A random chicken appeared on set one day

During an appearance on "The Drew Barrymore Show," Britt Lower noted that the filming experience on "Severance" could be a bit agonizing due to the monotonous layout and lack of windows on the set. She went on to reveal that there were a few little surprises along the way that helped keep things in perspective. Filming in the Bronx, a door was left open at one point, and it allowed for a surprisingly magical moment. As Lower explained, "A very friendly chicken walked onto our soundstage out of nowhere and starts making itself at home." Before long, the chicken had become the unofficial mascot of the show.

Over a reel showing videos and photos of the chicken, Lower described the way that certain members of the team befriended the bird. "It's like sitting on the sound booth, they're feeding it strawberries, it goes outside, someone's holding an umbrella." Though the origin of the chicken remains unknown, and we may never know what happened to it after filming wrapped, Lower and company felt rejuvenated by the experience. "We all became so endeared by this chicken who had just arrived, this random arrival of a chicken at our sound stage, and it brought everyone so much joy," Lower said. "And it was the perfect metaphor for the show where a lot of bizarre things happen."

Adam Scott's performance was inspired by a Michael Keaton movie

The innie/outie arrangement may seem like a study of opposites, with a work self and a home self each functioning in different and often diametrically opposed capacities.

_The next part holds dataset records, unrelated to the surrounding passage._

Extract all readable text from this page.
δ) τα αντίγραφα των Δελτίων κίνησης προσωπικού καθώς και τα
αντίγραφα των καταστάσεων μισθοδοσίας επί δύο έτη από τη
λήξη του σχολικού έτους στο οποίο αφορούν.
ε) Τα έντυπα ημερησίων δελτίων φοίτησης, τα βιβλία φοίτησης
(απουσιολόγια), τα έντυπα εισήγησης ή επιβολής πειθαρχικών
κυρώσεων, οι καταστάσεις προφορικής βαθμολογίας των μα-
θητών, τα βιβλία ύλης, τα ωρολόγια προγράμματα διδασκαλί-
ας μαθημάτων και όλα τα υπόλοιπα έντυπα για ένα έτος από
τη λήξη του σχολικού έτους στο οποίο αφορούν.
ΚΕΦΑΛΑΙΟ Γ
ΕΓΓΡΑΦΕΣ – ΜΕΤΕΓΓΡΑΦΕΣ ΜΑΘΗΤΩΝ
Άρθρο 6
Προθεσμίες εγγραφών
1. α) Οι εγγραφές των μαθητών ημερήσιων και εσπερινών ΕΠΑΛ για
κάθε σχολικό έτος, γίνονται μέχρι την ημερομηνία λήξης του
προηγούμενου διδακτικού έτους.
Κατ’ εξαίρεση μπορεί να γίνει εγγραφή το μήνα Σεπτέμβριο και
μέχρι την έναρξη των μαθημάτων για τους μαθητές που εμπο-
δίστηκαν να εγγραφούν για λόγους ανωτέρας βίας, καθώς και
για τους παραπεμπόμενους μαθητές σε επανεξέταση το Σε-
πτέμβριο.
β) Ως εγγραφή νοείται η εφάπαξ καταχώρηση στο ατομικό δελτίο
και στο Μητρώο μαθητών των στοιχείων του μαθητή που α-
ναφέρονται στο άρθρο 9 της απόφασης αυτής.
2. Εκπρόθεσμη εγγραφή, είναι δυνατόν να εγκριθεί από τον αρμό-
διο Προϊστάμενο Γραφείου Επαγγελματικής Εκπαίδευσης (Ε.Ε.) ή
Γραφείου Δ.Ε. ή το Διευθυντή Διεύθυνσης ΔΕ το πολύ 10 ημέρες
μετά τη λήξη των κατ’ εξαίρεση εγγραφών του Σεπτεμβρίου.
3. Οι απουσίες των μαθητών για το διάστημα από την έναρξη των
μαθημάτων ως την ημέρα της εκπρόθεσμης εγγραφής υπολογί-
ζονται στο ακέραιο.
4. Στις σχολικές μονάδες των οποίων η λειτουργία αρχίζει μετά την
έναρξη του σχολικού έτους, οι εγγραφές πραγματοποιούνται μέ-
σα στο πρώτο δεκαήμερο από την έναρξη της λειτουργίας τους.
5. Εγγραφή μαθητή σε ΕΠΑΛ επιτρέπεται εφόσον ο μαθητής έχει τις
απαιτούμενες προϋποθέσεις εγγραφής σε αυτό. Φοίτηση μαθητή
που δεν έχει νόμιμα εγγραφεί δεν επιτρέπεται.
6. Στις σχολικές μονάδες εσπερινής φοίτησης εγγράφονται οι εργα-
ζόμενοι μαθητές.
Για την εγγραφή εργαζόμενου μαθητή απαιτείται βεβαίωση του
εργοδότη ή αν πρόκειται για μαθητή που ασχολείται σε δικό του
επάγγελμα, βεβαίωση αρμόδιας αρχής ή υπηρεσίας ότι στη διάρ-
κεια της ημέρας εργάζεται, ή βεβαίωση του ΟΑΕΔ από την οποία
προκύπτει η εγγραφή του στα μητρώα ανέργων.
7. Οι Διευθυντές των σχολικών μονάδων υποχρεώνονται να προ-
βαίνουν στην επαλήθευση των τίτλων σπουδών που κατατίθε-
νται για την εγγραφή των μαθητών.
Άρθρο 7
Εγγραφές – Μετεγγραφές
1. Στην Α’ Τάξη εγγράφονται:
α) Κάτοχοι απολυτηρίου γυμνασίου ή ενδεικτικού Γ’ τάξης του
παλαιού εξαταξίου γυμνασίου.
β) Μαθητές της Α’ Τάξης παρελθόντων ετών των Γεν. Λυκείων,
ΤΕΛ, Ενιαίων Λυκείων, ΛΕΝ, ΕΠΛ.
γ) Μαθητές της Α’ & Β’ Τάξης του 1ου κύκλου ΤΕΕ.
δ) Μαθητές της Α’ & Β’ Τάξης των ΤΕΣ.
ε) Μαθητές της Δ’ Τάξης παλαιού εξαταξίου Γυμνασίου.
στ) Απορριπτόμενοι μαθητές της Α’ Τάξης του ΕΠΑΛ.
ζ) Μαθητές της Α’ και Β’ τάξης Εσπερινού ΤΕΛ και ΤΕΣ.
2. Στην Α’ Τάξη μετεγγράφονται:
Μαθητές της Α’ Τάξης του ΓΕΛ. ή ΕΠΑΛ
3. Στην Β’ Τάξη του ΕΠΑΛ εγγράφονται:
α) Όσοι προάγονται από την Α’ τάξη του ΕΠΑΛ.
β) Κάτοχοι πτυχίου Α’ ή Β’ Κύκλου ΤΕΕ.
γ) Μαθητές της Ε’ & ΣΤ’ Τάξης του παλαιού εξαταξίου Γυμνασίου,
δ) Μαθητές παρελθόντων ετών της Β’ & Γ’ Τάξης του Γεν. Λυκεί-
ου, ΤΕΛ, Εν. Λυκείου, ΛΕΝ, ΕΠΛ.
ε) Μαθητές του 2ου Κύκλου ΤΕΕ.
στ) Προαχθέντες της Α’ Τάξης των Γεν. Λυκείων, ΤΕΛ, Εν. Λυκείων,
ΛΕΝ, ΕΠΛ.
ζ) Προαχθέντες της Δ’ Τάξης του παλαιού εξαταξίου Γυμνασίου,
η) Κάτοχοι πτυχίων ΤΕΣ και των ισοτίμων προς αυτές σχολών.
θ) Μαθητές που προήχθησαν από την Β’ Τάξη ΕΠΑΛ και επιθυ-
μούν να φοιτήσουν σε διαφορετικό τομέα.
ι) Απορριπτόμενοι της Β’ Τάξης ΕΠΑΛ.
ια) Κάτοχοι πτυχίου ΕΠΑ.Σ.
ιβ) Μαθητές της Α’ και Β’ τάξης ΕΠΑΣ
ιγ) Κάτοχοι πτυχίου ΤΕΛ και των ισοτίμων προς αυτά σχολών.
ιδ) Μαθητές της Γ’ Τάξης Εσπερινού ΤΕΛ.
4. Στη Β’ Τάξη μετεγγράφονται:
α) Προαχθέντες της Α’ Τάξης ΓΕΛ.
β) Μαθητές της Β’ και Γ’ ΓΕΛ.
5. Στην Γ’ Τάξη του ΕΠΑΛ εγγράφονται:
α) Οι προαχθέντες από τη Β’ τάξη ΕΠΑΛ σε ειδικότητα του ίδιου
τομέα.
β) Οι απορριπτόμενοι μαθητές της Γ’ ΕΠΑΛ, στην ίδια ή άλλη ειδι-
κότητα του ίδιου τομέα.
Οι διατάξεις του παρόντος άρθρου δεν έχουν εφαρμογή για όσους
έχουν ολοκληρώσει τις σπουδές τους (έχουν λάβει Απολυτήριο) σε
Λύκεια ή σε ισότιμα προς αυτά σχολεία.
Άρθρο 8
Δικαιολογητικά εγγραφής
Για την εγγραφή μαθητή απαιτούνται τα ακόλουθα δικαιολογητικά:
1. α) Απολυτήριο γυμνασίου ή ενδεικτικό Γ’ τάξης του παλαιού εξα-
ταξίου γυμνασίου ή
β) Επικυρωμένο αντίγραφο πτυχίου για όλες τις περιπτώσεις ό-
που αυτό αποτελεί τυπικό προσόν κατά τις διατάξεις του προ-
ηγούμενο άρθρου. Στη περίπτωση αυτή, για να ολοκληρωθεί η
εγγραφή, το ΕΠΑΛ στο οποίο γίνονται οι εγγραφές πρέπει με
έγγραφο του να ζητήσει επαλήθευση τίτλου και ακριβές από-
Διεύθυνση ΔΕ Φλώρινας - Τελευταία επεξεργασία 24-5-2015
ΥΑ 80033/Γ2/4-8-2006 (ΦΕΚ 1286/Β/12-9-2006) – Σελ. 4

Yet, one of the most fascinating elements of "Severance" is that nothing is as simple as it seems. Indeed, Adam Scott noted in the BuzzFeed cast interview that he initially approached the innie and outie versions of Mark as two totally different characters. However, he realized that this wasn't the right way to go after Ben Stiller told him about something Michael Keaton once did. "I remember Ben telling me a story about visiting Michael Keaton on the set of 'Multiplicity' and seeing that he had a whiteboard or something like charts because he played like seven different versions of the same character in that movie," Scott said. "So, he had a chart with a diagram of where each version of the character was at a different point."

Considering the extremes of hopelessness and optimism of Mark's two selves, this makes a lot of sense and shines a light on what makes Scott's performance work so well. Britt Lower also affirmed this, explaining the importance of showing the duality of a single character rather than two characters at odds. Despite her outie self showing an almost unreal level of callousness to her plight throughout the first several episodes, we soon discover that the line between them is more blurred than we could have imagined. "The innie is kind of this raw material that hasn't been affected by years of memories and the stories that we tell ourselves," Lower said. "And my outie is much more seen in a presentational scenario, so she's much more aware that people are looking at her."